Originally posted by BigMackCam My Dad and I have both had what seemed like the start of a common cold, with sniffles - and, in my case, two days of a very mild, dry cough that wasn't by any means "persistant". No other symptoms, normal temperature, felt absolutely fine throughout - so I'm convinced it was just the weakest of common colds or a similar minor bug. Still, on the morning I woke up with the slight dry cough, I was unusually apprehensive...
I take hydroxychloroquine as a disease modifier for rheumatoid arthritis. Given recent mention of it as a potential COVID-19 treatment, I wonder if I'm less likely to get the virus?
Two thoughts here:
First, we are now much more sensitive to regognising a cough which we otherwise wouldn't waste a thought for.
Second: It is still possible that you got it and are lucky to have only mild symptoms. It can spread in the underground due to the lead time of two weeks (and in rare cases up to 27 days).

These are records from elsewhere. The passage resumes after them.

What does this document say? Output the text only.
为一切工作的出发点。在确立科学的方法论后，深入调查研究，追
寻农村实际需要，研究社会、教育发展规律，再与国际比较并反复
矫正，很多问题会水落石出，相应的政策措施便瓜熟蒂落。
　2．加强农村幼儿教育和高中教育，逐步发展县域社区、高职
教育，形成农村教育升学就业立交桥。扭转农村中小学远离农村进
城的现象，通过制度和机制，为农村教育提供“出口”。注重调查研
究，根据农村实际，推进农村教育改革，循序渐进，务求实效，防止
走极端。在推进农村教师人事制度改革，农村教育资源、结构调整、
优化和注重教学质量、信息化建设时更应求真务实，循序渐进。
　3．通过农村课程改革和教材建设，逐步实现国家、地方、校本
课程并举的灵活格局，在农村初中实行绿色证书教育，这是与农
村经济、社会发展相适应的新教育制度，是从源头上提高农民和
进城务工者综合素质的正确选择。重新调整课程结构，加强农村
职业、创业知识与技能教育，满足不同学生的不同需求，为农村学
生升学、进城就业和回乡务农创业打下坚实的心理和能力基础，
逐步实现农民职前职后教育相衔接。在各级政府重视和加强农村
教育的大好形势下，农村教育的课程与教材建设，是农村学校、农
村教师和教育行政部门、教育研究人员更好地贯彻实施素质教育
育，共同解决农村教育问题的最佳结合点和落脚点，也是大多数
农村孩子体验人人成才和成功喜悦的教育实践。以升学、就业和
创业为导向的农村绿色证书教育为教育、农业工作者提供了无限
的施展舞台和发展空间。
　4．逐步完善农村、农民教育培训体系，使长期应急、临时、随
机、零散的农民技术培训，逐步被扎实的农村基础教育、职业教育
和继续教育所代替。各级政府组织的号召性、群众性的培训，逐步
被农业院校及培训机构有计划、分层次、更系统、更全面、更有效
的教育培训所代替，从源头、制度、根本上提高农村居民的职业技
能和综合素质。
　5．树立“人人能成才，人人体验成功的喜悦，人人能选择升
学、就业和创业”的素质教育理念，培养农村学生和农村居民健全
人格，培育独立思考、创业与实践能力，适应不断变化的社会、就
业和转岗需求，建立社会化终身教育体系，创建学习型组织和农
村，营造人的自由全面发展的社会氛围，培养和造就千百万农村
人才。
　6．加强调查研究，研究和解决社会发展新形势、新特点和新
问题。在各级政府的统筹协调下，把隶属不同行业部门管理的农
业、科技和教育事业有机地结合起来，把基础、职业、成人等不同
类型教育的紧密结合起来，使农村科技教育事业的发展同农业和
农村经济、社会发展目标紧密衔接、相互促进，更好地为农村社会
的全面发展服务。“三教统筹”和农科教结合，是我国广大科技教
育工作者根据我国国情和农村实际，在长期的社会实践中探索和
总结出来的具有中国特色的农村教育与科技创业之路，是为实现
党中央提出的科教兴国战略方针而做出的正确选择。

Originally posted by photoptimist You can't just divide 114/20,875 to get the death rate because you are assuming that none of the most recently found cases will die. Those 114 deaths reflect that true case load (not the "tested case count') of about 2-3 weeks ago because that's the delay between getting infected and dying. The only way that the death rate can be just 1% and have 114 deaths right now is if 114,000 had this virus 2-3 weeks ago.
It's not fair to compare the end-of-the-season numbers for flu with the beginning-of-the-season numbers for COVID-19. And if you do compare beginning-of-the-season numbers for both diseases that's where you'll see that COVID-19 spreads faster, generates more hospitalizations, and kills more people that does the flu.
Worse, if you then extrapolate those numbers, you get a scenario where hospitalizations vastly exceeds hospital capacity and then you get a 3-8X increased death rate because the sick don't get the treatment they need (see Italy for what that looks like).
I wonder how the death rate is calculated correctly. I am not a statistics nerd and I would think like this: Those who get infected either survive or not. It is the number of deceased in relation to all. The formula for this would be:
Number of deceased people divided by deceased+survived.
But this would show a death rate of 6820 / (6820 + 8326) = 45%
Perhaps anyone here knows how to calculate it correctly.
Originally posted by mkgd1 I have those for my county: population density 1 person per 40 acres, tested positive 1 person, she was out of state and was fully recovered by the time she came home, deaths etc. obviously zero. Yet still the schools are shut down. Very frustrating for everyone. Kids have extra time off school, but they are not allowed to go out. Old farts with motorhomes (like me) have diesel down to $2.08 a gallon, but most camp grounds are closed down and we are being told to stay at home.
Don't be fooled by some early low numbers. Highly likely it will sweep through our county as well. Perhaps it is there already. It takes two weeks to show symptoms. The last thing you should do is go out.
Originally posted by Digitalis IF you are symptomatic, and this virus has a rather long latent period where the infection is able to spread without the host being aware.
That's what many underestimate.
What happened around here (a town in the German countryside) where the 8-year old of my girlfriend goes to school.
Two weeks ago, school was closed.
12 days after closing, all parents were notified that all school children are ordered to be under quarantine because 1 child from that school showed symptoms shortly after closing and was tested positive.
Duration of quarantine: 2 days from the day of notificaion (calucation: last possible infection was the last day of school 12 days ago + 2 = 14 days)
So ALL the school children (approx. 300) were not under quarantine although they should have been due to lagging symptoms and test results.
How long has that child been infected already? How many did infect themselves from that one child? How many of them did pass it on in that time? Nobody knows.
I have been homeschooling her son since the school was closed. He doesn't show any symptoms but children often don't show any so he could have easily infected me. Either way, I know that I have not infected anyone else (at least since school closure) because I did not go out since then. Staying away from others is the only effective measure until vaccination or treatment is available.
Originally posted by photoptimist Indeed!
...
People who watch the death toll numbers and think "it's not so bad" don't understand that the death toll tells you how bad it was 2-3 weeks ago because that's the lag between being exposed and dying. For something that can double in magnitude every 2-3 days, that means the current death toll under-estimates the problem by a factor of between 30X and 1000X.
Yup, it will come from the past. Take care now to be safe later.
Additionaly: From the news today I learned that the statistics in Germany lag behind because there isn't enough staff to aggregate all the numbers of newly infected and deceased cases. Also, from France I heard that the number of deceased is probably higher because they only count the cases in hospitals but not those else where like old-peoples-homes.